Inti Pohon Primordial berubah menjadi tongkat besar dan tebal yang membentang sejauh 800 mil dari setiap ujung kota para master penciptaan.
Tongkat itu terletak di tengah kota dan memiliki diameter setidaknya seribu yard, menghancurkan monster yang tak terhitung jumlahnya!
Selain itu, bangunan apa pun yang dilewati tongkat itu rata dengan tanah!
Mereka berdua turun dan dikelilingi oleh burung-burung aneh yang tak terhitung jumlahnya yang mengepakkan sayapnya di atas. Tulang-tulang berongga mereka menyemburkan api dengan kecepatan yang sangat tinggi.
Qin Mu membawa Luo Wushuang turun bersamanya, dan inti pohon itu menjadi semakin kecil hingga seukuran jarum kayu di tangan Qin Mu.
Qin Mu menempatkan inti Pohon Primordial di tengah alis Luo Wushuang. Inti itu langsung menembus istana surgawi Luo Wushuang dan terus menyalurkan kekuatan penyembuhan untuk menyembuhkan istana surgawinya.
Luo Wushuang mengerang. Sebelumnya, dia merasa tidak takut memiliki inti Pohon Primordial di tengah alisnya.

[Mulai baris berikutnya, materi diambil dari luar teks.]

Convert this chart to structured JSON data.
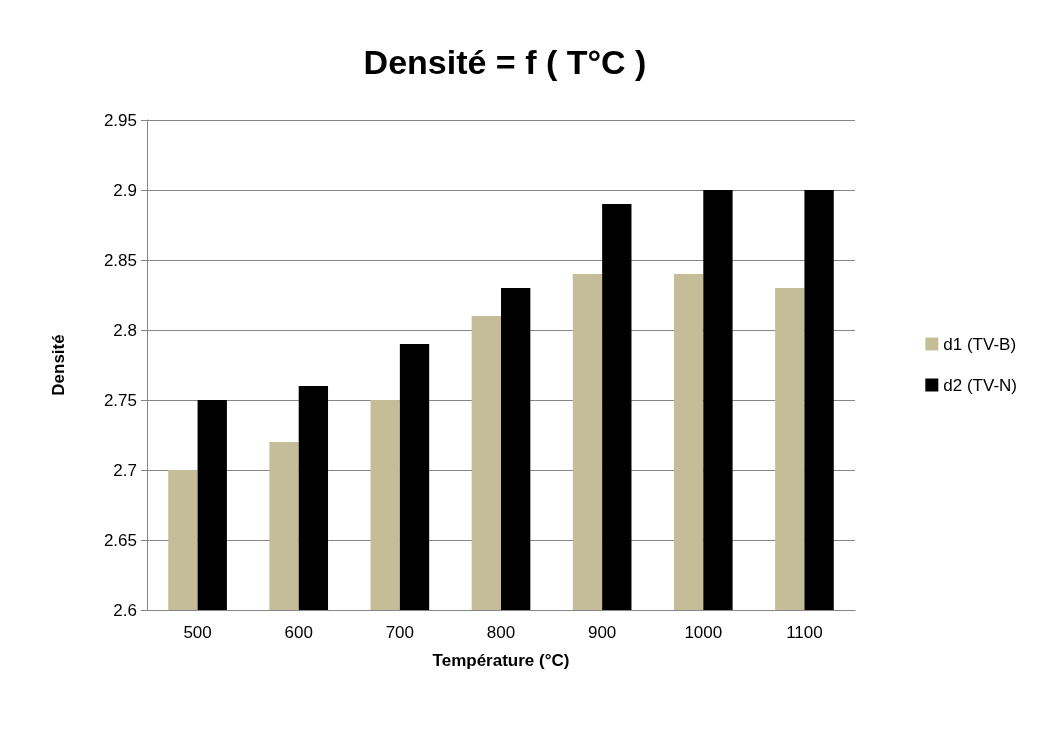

Sekarang, setelah melihat kemampuannya, dia menjadi takut, dan dia berkata, “Apakah kau tidak khawatir dan harus berhati-hati? Kau mungkin akan menghancurkan istana surgawiku…”
Kedua pria itu mengikuti jalur yang dibuat oleh inti Pohon Primordial dalam upaya untuk keluar dari kota. Namun, monster-monster yang baru saja dihancurkan itu kembali terbentuk dan merangkak naik lagi.

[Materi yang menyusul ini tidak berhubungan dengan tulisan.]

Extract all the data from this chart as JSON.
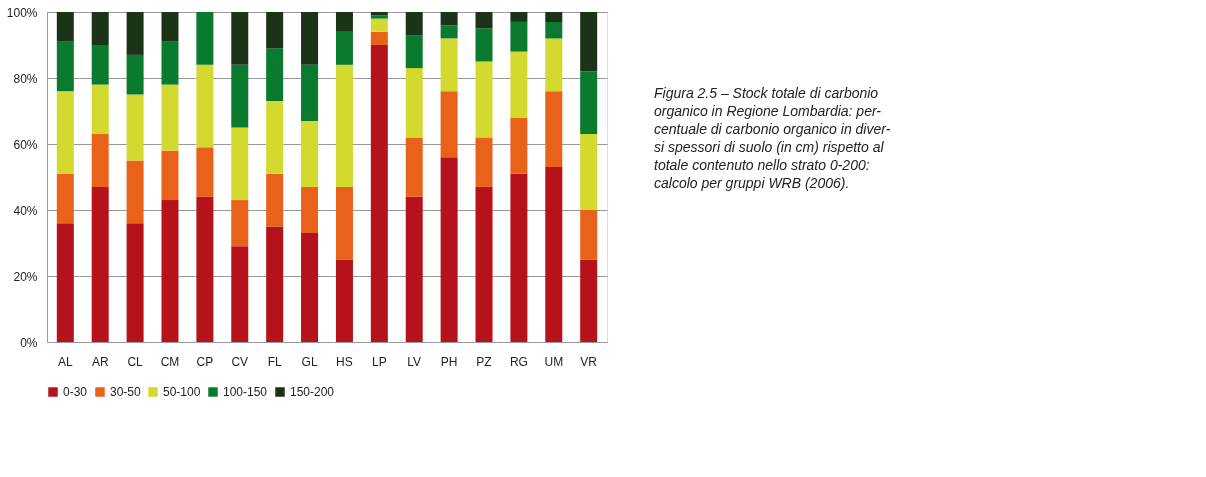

Selain itu, istana, aula, dan bangunan yang hancur lebur oleh inti Pohon Primordial juga beregenerasi dengan cepat, menghalangi mereka.

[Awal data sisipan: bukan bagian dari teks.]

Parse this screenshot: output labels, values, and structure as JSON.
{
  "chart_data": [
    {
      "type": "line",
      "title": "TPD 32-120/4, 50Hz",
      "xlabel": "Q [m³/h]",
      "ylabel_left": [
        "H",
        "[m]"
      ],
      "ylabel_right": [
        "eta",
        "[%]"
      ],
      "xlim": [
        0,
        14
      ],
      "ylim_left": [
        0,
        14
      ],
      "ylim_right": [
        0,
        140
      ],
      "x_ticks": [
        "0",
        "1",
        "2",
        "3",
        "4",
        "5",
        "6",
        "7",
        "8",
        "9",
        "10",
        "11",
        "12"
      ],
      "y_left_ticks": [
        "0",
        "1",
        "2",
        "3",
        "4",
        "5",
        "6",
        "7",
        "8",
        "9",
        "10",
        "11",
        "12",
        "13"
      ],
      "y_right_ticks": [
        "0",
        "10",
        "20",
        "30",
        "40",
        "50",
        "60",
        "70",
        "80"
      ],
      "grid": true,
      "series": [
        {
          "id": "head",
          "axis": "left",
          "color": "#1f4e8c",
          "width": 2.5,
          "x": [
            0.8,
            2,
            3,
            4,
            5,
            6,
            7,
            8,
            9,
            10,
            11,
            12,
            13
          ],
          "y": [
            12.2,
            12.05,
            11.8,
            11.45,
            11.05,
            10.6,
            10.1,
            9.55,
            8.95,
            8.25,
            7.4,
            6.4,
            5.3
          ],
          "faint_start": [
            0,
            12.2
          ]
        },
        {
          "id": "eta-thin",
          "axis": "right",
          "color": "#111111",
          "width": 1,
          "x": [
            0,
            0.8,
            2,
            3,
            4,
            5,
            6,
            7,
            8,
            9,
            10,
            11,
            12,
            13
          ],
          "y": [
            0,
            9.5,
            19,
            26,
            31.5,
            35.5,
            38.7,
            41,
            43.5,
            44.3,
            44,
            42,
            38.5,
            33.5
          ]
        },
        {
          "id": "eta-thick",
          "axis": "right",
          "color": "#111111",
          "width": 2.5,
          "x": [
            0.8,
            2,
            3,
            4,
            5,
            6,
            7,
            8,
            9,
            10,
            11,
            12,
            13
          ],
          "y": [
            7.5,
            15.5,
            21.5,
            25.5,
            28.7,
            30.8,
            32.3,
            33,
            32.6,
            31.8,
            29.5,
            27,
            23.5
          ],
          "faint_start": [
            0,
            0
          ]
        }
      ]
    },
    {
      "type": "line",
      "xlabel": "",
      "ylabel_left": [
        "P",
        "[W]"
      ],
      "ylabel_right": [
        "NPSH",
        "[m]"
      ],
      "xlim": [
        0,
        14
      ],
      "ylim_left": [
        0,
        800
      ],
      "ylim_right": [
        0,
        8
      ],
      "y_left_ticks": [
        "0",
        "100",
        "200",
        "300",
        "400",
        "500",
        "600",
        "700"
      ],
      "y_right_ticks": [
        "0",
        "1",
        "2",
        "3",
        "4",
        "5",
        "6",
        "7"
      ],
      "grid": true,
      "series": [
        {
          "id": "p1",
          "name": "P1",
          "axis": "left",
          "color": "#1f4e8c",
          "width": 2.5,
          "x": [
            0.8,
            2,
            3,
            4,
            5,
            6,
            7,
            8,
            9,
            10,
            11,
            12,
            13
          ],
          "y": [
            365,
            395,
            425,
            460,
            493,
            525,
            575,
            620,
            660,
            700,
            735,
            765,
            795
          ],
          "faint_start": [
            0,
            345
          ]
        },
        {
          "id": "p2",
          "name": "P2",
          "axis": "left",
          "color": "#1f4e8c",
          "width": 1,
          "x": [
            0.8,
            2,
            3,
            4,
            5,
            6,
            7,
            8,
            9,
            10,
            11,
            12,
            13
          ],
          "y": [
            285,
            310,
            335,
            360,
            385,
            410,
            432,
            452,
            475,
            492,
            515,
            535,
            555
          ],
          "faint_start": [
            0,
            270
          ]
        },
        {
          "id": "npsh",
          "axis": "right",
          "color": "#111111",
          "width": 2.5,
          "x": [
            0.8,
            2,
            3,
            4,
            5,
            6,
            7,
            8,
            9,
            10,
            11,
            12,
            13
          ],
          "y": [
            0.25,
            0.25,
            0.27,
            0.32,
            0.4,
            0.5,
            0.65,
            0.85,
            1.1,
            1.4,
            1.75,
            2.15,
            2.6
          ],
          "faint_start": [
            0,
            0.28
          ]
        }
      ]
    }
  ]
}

Qin Mu mengerutkan kening dan mengambil inti dari jantung alis Luo Wushuang lagi.
Luo Wushuang sudah mati rasa saat itu dan melompat bersamanya.
Gemuruh.
Inti itu menunjukkan kemampuannya lagi, sekali lagi menghancurkan monster-monster yang merayap naik.
Mereka berdua mendarat, dan Qin Mu meletakkan inti itu kembali ke jantung alis Luo Wushuang.